Comparator Selection
The committee agreed that strict peanut avoidance is the most appropriate comparator for Palforzia, aligning with its marketing authorization. This direct comparison strengthens the evidence base for the treatment’s effectiveness.
Patient Population and Subgroups
The trials included a representative population of children aged 4 to 17 years with confirmed peanut allergy, which aligns well with the intended use of Palforzia. However, there are some concerns regarding the generalizability of results to the broader Healthcare population, particularly regarding the need for oral food challenges.
Care Pathway Integration
Palforzia can be integrated into existing care pathways with some adjustments, such as the need for monitoring and potential training for healthcare providers. The treatment requires structured dosing and clinic visits, which may necessitate some changes in practice but are manageable.

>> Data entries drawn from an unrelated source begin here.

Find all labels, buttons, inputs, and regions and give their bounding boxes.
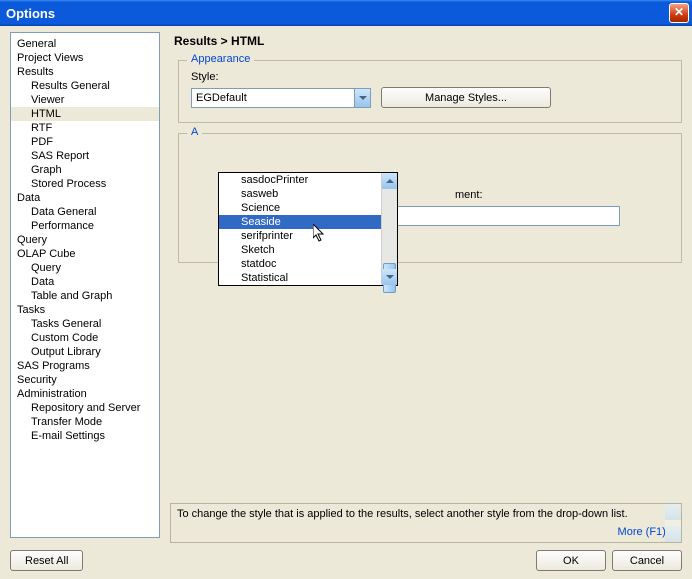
tree-item[interactable]: Security xyxy=(11,373,159,387)
tree-item[interactable]: Query xyxy=(11,261,159,275)
help-more-link[interactable]: More (F1)... xyxy=(177,526,675,538)
tree-item[interactable]: OLAP Cube xyxy=(11,247,159,261)
tree-item[interactable]: Repository and Server xyxy=(11,401,159,415)
tree-item[interactable]: PDF xyxy=(11,135,159,149)
dropdown-option[interactable]: Science xyxy=(219,201,397,215)
tree-item[interactable]: Data xyxy=(11,191,159,205)
tree-item[interactable]: SAS Report xyxy=(11,149,159,163)
dropdown-option[interactable]: Sketch xyxy=(219,243,397,257)
tree-item[interactable]: Query xyxy=(11,233,159,247)
style-dropdown[interactable]: EGDefault xyxy=(191,88,371,108)
window-title: Options xyxy=(6,6,55,21)
tree-item[interactable]: Performance xyxy=(11,219,159,233)
help-panel: To change the style that is applied to t… xyxy=(170,503,682,543)
tree-item[interactable]: Results General xyxy=(11,79,159,93)
tree-item[interactable]: Table and Graph xyxy=(11,289,159,303)
tree-item[interactable]: Custom Code xyxy=(11,331,159,345)
fragment-label: ment: xyxy=(455,189,483,201)
tree-item[interactable]: Output Library xyxy=(11,345,159,359)
tree-item[interactable]: Transfer Mode xyxy=(11,415,159,429)
dropdown-option[interactable]: Statistical xyxy=(219,271,397,285)
dropdown-scrollbar[interactable] xyxy=(381,173,397,285)
scroll-up-icon xyxy=(665,504,681,520)
style-dropdown-popup[interactable]: sasdocPrintersaswebScienceSeasideserifpr… xyxy=(218,172,398,286)
appearance-group-title: Appearance xyxy=(187,53,254,65)
tree-item[interactable]: Graph xyxy=(11,163,159,177)
cancel-button[interactable]: Cancel xyxy=(612,550,682,571)
tree-item[interactable]: Data xyxy=(11,275,159,289)
tree-item[interactable]: E-mail Settings xyxy=(11,429,159,443)
titlebar: Options ✕ xyxy=(0,0,692,26)
tree-item[interactable]: SAS Programs xyxy=(11,359,159,373)
style-selected-value: EGDefault xyxy=(196,92,247,104)
close-button[interactable]: ✕ xyxy=(669,3,689,23)
chevron-down-icon xyxy=(354,89,370,107)
tree-item[interactable]: General xyxy=(11,37,159,51)
dialog-body: GeneralProject ViewsResultsResults Gener… xyxy=(0,26,692,579)
scroll-down-icon xyxy=(665,526,681,542)
style-label: Style: xyxy=(191,71,669,83)
dropdown-option[interactable]: serifprinter xyxy=(219,229,397,243)
manage-styles-button[interactable]: Manage Styles... xyxy=(381,87,551,108)
ok-button[interactable]: OK xyxy=(536,550,606,571)
tree-item[interactable]: HTML xyxy=(11,107,159,121)
dropdown-option[interactable]: Seaside xyxy=(219,215,397,229)
close-icon: ✕ xyxy=(674,5,684,19)
additional-group-title-fragment: A xyxy=(187,126,202,138)
scroll-up-icon[interactable] xyxy=(382,173,397,189)
appearance-group: Appearance Style: EGDefault Manage Style… xyxy=(178,60,682,123)
dropdown-option[interactable]: statdoc xyxy=(219,257,397,271)
tree-item[interactable]: Data General xyxy=(11,205,159,219)
tree-item[interactable]: Project Views xyxy=(11,51,159,65)
help-text: To change the style that is applied to t… xyxy=(177,508,675,520)
tree-item[interactable]: Results xyxy=(11,65,159,79)
dropdown-option[interactable]: sasdocPrinter xyxy=(219,173,397,187)
scroll-down-icon[interactable] xyxy=(382,269,397,285)
dialog-button-bar: Reset All OK Cancel xyxy=(10,550,682,571)
tree-item[interactable]: Tasks General xyxy=(11,317,159,331)
reset-all-button[interactable]: Reset All xyxy=(10,550,83,571)
tree-item[interactable]: Administration xyxy=(11,387,159,401)
tree-item[interactable]: Viewer xyxy=(11,93,159,107)
category-tree[interactable]: GeneralProject ViewsResultsResults Gener… xyxy=(10,32,160,538)
tree-item[interactable]: Tasks xyxy=(11,303,159,317)
tree-item[interactable]: Stored Process xyxy=(11,177,159,191)
dropdown-option[interactable]: sasweb xyxy=(219,187,397,201)
tree-item[interactable]: RTF xyxy=(11,121,159,135)
help-scrollbar xyxy=(665,504,681,542)
style-row: EGDefault Manage Styles... xyxy=(191,87,669,108)
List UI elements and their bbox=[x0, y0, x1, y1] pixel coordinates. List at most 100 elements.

Resource Use and Cost Implications
The resource implications of implementing Palforzia are significant, particularly regarding the need for clinic visits and monitoring for anaphylaxis. The model did not fully account for the costs associated with setting up oral immunotherapy services, which raises concerns about the overall budget impact.
Evidence Quality and Robustness
The evidence is based on two Phase 3 RCTs with a reasonable sample size and low risk of bias. However, the lack of direct evidence on the long-term effects and the reliance on surrogate endpoints slightly weaken the robustness of the evidence.
Uncertainty, Sensitivity, and Broader Impacts
While there are some uncertainties regarding the long-term use of Palforzia and its impact on quality of life, the overall context of unmet need for peanut allergy treatments and the potential benefits of the therapy provide a favorable backdrop for its use.